While clean energy innovation must undoubtedly be embraced, suppressing near-term petroleum production cannot be compromised, as it is detrimental the pump, but damaging geo-politically.
Critics defending POTUS cite that U.S. oil production and federal drilling permits issued outpaced his predecessor’s first year in office. Those points, however, fail to contextualize that daily barrel production remains 10-15% below the pre-pandemic high and overlook that issued drilling permits plunged by over 85 percent since April 2021.
Others attribute the energy hike to market factors, namely labor shortages and forty-year high inflation. However, the administration’s dramatic expansions of public spending were at best indirect and, at worst, direct contributors to damaging financial conditions, despite forewarnings by top Obama economists, Jason Furman and Larry Summers.
To alleviate energy squeezes at home, the president looked abroad to autocrats instead of like-minded partner Canada, dismissing prime opportunities to expand oil imports through the cancellation of the Keystone Pipeline, his first day in office.

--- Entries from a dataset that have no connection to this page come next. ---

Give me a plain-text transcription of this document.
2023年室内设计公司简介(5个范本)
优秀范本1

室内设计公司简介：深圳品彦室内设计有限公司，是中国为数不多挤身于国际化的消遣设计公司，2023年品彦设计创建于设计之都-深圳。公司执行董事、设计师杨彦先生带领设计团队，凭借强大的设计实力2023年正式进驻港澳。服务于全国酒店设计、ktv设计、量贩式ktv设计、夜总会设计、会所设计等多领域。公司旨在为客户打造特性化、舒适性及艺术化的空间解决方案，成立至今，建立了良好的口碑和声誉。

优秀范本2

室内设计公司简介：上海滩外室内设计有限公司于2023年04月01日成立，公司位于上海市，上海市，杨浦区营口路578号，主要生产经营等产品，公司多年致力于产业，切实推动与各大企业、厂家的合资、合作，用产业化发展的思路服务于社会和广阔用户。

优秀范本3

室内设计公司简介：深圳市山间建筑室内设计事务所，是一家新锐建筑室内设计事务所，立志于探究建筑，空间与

Rather than prioritize energy security, the administration sought to secure political mandates, approaching OPEC and Russia for relief in August 2021. Today, with immediate supply shortfalls, Biden is reportedly considering sanctions relief for human rights and democracy’s most flagrant abusers, including Iran and Venezuela. With net oil imports only expected to increase, the administration is confronted with a dilemma of profound moral and strategic consequence.
Both near- and long-term, the administration must determine if bankrolling autocratic depravity is morally and strategically superior to the moral or political merits of hitting emission reduction targets at the detriment of domestic energy security. Alternatively, if the president deviates to an “energy-agnostic” approach, including continuing Keystone pipeline production and prioritizing energy innovation, he can ensure a responsible transition. Mr. Biden should be commended for commitments to increase LNG exports to Europe, but such a commitment will require cultivating the pre-conditions to encourage production and the ability to stave off climate-hawks undeterred by the current security climate.
With challenging domestic conditions, conventional wisdom indicates significant 2022 Midterm losses for Democrats, in which precedence is steeply not in the president’s favor. Surprisingly, however, rising poll numbers suggest that Biden has successfully refracted an energy-hike, reversing historical trends linking gas hikes to presidential unpopularity. While the majority of America rightly believes in disciplining Mr. Putin’s inhumanity, it remains unclear if the populace will also find the administration culpable for its curtailing production at home.
If the president can continue to successfully disassociate himself from dismal economic conditions, he will likely continue to consolidate public support impressively defiant in confronting Putin’s territorial appetites. If such an event occurs, his efforts could blunt largely assumed Democrat losses and reinvigorate the Administration’s agenda. If not, global events could yield devastating losses for Democrats and greater headwinds for the Commander-in-Chief.
Adam Stahl is a former Capitol Hill and DHS national security advisor and now works in the private sector.